Kobiety z Greenham Common i ich dziedzictwo 40 lat później
W jaki sposób obóz pokoju założony po raz pierwszy w Berkshire w 1981 roku stał się największym protestem kobiet od czasu sufrażystek?

Działacze na rzecz pokoju machają, gdy ich karawana zostaje zabrana spod bram Greenham Common 5 września 2000 r
Adrian Dennis/AFP przez Getty Images
W 1981 roku czwórka przyjaciół z zachodniej Walii – Ann Pettitt, Karmen Cutler, Lynne Whittemore i Liney Seward – postanowiła przejść 120 mil do RAF Greenham Common w Berkshire, aby zaprotestować przeciwko przechowywaniu amerykańskich jądrowych pocisków manewrujących na brytyjskiej ziemi.
27 sierpnia z Cardiff wyjechało 36 kobiet, czterech mężczyzn i garstka dzieci.
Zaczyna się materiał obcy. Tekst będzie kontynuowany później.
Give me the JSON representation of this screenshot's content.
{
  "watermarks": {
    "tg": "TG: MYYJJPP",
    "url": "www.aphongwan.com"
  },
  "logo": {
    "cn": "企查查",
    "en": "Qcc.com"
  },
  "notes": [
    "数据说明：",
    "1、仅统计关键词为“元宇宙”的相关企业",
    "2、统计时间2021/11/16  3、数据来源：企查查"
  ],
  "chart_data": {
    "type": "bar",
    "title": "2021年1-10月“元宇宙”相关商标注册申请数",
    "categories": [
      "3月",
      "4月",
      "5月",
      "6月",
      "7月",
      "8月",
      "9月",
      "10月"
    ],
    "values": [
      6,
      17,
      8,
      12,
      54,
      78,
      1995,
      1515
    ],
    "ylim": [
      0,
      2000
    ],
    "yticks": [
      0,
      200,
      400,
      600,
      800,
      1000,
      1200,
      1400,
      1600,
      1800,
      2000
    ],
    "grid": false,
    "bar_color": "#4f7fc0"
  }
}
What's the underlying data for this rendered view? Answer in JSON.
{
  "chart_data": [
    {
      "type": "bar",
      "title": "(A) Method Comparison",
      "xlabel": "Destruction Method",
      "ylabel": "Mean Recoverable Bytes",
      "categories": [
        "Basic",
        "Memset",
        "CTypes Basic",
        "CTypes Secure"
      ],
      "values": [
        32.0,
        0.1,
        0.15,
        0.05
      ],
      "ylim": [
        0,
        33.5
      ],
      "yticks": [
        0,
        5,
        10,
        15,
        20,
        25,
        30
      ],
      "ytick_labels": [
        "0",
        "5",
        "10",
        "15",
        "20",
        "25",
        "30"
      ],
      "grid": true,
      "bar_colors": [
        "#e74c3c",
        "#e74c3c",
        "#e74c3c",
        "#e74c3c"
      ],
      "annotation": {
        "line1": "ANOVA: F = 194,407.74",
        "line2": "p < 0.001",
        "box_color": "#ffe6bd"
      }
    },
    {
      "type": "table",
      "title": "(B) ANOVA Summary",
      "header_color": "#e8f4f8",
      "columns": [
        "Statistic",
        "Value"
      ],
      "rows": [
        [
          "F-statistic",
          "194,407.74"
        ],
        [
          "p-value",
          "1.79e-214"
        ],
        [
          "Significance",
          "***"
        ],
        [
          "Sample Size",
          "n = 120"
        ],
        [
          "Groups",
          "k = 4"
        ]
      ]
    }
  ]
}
Dziesięć dni później maszerujący dotarli do bazy i wystosowali list otwarty do dowódcy, stwierdzając: Jesteśmy bezwzględnie przeciwni rozmieszczaniu w tym kraju amerykańskich pocisków manewrujących. Aby wzmocnić ten punkt, 36 maszerujących przykuło się łańcuchami do ogrodzenia bazy, w świadomym echu sufrażystek.
Dlaczego amerykańskie rakiety były w Berkshire?
Pod koniec lat 70. Związek Radziecki rozmieścił nowy pocisk średniego zasięgu, SS-20, który teoretycznie miał zdolność zniszczenia wszystkich baz NATO w Europie. Zaniepokoiło to planistów wojskowych w Wielkiej Brytanii i Europie Zachodniej.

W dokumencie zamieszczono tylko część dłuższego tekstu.